Because this study will be carried out using existing information held by one’s own research institution, it is not always necessary to receive informed consent from the patients; however, information about the study, including the purpose of use of the information, will be notified or disclosed to the patients. Therefore, documents approved by the Joint Ethics Review Committee will be posted on the website of the Tokushukai Medical Group. We will publicly announce the research content and accept any requests for refusal to use the personal data. The patient will never be penalized if they decide to refuse participation.

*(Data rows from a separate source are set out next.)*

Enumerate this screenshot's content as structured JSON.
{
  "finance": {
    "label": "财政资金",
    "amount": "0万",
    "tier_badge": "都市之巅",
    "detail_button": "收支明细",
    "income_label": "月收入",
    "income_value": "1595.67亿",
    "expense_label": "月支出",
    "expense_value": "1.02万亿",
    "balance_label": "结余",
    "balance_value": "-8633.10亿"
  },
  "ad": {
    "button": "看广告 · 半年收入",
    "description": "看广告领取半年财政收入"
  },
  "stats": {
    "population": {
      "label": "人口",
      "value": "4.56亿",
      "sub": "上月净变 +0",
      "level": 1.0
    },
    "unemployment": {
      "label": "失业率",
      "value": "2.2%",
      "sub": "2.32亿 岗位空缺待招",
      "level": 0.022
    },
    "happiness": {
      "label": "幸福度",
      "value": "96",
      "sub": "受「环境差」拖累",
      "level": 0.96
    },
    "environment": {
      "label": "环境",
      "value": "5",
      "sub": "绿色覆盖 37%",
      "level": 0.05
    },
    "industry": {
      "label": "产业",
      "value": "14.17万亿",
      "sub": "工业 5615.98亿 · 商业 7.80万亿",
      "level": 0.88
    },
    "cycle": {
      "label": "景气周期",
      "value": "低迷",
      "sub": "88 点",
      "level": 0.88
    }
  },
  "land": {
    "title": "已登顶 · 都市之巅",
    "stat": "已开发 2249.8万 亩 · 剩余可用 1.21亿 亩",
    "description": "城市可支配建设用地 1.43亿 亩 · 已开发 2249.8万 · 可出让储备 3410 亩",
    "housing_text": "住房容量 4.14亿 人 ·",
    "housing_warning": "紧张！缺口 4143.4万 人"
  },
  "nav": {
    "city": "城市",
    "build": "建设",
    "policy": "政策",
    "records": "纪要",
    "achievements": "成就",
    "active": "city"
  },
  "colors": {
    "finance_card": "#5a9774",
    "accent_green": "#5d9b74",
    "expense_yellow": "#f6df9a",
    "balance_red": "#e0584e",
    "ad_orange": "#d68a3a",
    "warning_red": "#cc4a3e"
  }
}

When processing information associated with the conduct of the research, a number unrelated to the individual’s personal information (research subject identification code) is assigned in advance and managed as anonymization, and sufficient consideration is given to the protection of the research subject’s confidentiality. The correspondence table is strictly stored by the electronic medical record manager (Tokushukai Information System Inc.) and personal information manager. This number is used when sending information to the Department of Medical Oncology and Hematology, Kobe University Hospital, and deCult Co., Ltd. and gives due consideration to ensure that the personal information regarding the research subjects will not be disclosed outside the hospital. In addition, when the principal investigator publishes the information obtained in this study, care will be taken not to include information that can identify the research subjects.